Memanfaatkan waktu dengan baik. Setiap orang harus waspada dengan aktivitasnya, karena
setiap detik adalah amanah dari-Nya. Setiap detik harus dilewati dengan
perhitungan, secermat mungkin, sematang mungkin, dan seakurat mungkin, agar
waktu tidak ada yang terbuang percuma. Jangan suka menunda-nunda pekerjaan, jangan
sampai waktu terbuang sia-sia, dan jangan lengah dengan pencuri waktu, karena
penjahat yang harus diwaspadai adalah pencuri waktu.
Ada beberapa aktivitas yang
biasa kita lakukan yang dapat membuat waktu terbuang percuma yaitu obrolan atau
ghibah yang sia-sia, nonton acara TV yang tiada manfaat, melakukan hobi tanpa
batas waktu, suka melamun dan berandai-andai, dan hati yang selalu mengeluh.
Ada nasehat yang pernah disampaikan oleh Aa’Gym bahwa “Orang sukses adalah
orang yang menggunakan waktu dengan optimal, dan ia melakukan sesuatu yang
tidak diminati oleh orang yang gagal; Orang hebat adalah orang yang bersedia
melakukan sesuatu sekarang juga; dan orang yang malang adalah orang yang
hari-harinya diisi dengan kekecewaan dan suka menunda-nunda pekerjaan (memulai
sesuatu pada keesokan harinya).
Selalu menjadikan diri sebagai orang yang beruntung. Keberuntungan di dunia adalah kemudahan hidup, dan
keberuntungan di akhirat adalah hamba yang menjadi penghuni surga. Untuk
menjadi orang yang beruntung, maka ada beberapa yang harus dilakukan
sebagaimana termaktub dalam Q.S. al-Mu’minun, 1-6 yaitu menjaga shalat dengan
khusyuk, menjauhi perbuatan yang sia-sia, menunaikan zakat (tidak kikir),
menjaga kemaluan, dan menjaga amanah dan janji.
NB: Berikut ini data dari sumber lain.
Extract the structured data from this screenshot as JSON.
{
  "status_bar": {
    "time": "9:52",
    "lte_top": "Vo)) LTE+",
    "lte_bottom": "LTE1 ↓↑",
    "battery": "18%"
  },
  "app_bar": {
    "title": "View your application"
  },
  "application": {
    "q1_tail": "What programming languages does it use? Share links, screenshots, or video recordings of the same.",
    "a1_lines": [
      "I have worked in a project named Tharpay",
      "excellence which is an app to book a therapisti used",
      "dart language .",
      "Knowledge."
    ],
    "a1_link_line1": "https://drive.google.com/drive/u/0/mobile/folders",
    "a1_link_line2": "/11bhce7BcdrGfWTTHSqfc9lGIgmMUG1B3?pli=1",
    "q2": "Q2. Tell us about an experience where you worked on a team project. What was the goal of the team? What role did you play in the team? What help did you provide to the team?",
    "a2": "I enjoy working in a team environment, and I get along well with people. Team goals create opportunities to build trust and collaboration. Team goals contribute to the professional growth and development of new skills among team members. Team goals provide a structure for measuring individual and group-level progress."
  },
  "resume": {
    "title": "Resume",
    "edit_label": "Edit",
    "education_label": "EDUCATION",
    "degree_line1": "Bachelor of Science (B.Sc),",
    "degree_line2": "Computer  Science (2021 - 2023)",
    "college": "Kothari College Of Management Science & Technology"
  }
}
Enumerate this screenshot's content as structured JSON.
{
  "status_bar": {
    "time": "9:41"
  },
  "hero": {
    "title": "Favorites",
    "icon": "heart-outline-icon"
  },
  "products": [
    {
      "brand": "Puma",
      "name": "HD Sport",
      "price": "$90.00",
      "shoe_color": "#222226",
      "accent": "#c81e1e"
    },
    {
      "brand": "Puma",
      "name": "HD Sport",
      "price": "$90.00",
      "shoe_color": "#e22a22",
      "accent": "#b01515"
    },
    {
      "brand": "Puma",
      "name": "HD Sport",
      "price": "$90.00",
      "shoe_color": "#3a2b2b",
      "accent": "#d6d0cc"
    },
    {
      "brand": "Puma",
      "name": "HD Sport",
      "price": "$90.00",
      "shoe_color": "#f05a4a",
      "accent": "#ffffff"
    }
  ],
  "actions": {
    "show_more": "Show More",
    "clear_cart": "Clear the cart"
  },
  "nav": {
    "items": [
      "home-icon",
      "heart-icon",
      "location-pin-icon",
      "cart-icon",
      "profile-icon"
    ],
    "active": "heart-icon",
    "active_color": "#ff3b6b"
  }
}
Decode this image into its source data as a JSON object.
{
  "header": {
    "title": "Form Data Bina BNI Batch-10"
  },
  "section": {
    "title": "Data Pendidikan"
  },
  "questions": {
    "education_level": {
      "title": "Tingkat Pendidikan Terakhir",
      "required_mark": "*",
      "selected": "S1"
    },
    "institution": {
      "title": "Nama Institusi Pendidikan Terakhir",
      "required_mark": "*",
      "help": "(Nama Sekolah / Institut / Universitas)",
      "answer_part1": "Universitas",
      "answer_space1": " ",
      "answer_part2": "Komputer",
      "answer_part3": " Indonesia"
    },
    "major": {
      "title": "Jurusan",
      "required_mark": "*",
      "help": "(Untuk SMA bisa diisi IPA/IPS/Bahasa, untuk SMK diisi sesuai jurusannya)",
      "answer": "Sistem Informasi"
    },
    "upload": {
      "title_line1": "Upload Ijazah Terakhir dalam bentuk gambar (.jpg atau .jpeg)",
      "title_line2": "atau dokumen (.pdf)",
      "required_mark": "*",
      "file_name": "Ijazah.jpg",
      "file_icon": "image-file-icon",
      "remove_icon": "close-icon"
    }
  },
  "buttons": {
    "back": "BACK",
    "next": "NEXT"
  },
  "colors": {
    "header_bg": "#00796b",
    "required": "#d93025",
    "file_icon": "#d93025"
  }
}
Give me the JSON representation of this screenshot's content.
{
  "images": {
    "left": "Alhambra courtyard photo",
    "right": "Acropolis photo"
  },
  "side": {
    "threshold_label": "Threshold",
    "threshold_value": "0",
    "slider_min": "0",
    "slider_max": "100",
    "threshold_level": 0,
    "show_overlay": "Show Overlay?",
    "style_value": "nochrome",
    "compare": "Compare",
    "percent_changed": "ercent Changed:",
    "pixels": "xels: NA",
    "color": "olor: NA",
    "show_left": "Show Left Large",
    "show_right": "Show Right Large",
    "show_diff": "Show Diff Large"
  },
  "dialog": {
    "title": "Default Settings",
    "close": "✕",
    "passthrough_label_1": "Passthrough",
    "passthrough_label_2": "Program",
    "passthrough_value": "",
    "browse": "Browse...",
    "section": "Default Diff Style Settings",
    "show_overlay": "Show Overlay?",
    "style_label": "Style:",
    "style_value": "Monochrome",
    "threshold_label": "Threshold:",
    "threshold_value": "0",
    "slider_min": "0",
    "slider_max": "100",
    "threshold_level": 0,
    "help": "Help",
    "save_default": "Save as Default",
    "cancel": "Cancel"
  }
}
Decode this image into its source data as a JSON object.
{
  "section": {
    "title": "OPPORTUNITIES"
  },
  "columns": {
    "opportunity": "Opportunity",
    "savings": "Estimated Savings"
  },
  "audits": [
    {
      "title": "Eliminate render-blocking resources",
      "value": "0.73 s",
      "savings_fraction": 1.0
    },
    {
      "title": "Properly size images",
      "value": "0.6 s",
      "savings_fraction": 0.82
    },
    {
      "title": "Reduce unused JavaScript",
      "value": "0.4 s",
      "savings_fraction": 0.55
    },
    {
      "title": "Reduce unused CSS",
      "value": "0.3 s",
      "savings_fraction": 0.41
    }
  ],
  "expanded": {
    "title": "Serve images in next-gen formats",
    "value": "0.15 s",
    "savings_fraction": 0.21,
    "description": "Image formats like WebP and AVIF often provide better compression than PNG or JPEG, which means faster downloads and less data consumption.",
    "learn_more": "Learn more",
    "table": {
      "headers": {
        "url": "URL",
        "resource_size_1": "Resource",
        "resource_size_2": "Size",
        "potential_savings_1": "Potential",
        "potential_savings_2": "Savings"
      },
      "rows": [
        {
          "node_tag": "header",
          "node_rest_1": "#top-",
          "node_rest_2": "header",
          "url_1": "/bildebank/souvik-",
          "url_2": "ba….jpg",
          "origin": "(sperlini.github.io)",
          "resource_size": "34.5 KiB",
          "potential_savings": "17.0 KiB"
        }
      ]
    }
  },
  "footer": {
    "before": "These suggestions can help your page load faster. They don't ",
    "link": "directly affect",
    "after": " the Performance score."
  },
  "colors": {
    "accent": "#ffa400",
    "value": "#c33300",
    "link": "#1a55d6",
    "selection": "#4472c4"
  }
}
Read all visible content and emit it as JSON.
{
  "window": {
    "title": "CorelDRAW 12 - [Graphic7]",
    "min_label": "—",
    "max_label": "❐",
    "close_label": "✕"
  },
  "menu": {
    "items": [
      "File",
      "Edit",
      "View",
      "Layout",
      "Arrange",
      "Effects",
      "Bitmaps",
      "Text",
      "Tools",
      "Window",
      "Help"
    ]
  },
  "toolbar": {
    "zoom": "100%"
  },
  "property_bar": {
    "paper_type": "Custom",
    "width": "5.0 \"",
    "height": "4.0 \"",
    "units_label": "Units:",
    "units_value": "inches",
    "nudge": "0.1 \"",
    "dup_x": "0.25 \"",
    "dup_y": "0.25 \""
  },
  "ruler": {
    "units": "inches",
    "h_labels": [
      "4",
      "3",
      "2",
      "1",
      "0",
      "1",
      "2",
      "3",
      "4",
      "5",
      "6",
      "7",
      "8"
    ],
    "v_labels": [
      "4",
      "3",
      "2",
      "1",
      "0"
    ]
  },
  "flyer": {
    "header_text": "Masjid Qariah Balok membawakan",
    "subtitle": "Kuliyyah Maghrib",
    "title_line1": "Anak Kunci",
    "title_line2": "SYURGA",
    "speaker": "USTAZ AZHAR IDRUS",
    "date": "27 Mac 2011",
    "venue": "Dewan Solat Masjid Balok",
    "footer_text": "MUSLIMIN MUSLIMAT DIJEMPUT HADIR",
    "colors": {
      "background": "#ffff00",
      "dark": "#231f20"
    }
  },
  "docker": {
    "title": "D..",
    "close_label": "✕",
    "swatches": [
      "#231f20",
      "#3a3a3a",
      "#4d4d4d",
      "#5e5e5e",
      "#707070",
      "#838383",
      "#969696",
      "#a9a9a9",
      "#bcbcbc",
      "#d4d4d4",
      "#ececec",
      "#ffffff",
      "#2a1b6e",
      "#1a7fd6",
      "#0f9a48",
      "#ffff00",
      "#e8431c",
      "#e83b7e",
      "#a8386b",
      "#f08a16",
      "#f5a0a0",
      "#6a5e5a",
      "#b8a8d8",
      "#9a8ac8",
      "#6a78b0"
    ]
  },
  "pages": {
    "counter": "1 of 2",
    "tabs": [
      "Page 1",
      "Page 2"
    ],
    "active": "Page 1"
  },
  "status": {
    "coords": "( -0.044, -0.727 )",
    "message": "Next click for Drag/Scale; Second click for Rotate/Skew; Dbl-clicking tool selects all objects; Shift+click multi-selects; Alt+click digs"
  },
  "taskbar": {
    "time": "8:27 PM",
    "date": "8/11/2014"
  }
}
Begitu nyata keberuntungan
yang telah Allah swt. berikan kepada hamba-Nya yaitu jalan keluar dari masalah,
rezeki yang tak terduga-duga, rasa puas (syukur) atas karunia-Nya, kebahagiaan
di hati dan hidup tenteram, dan keinginan untuk selalu menjaga ibadah. Ada
beberapa nasehat dari Syekh Ibnu Athaíllah as-Sakandari, beliau mengemukakan
bahwa “Ketika engkau meminta balasan atas sebuah amal, sebenarnya engkau
dituntut untuk tulus di dalamnya. Sudah cukup beruntung bila seseorang selamat
dari siksa-Nya; Jangan mengharap upah atas amal yang tidak engkau lakukan.
Sudah cukup sebagai balasan untukmu jika Allah menerimanya; Tiada terhingga
keburukanmu jika Allah membiarkanmu. Sebaliknya, tiada pernah berakhir
kebaikanmu jika Dia memperlihatkan kemurahan-Nya atas dirimu.”
Dengan demikian, orang yang
beruntung adalah orang yang selalu ikhlas beribadah dan beramal shaleh sehingga
mendapat pahala yang melimpah dan menjadi penghuni surga dan dapat berjumpa
dengan Allah swt. dan orang yang mendapat karunia dan keberuntungan di dunia
adalah orang yang memperoleh kemudahaan hidup, rezeki tak terduga, kebahagiaan
hati, ketentraman hidup dan ibadah yang khusyuk.
Menutup tulisan ini dengan mengutip kata bijak dari al-Ghazali, “Kebahagiaan adalah ketika seseorang mampu menguasai egonya, dan kesengsaraan adalah ketika seseorang dikuasai oleh egonya.”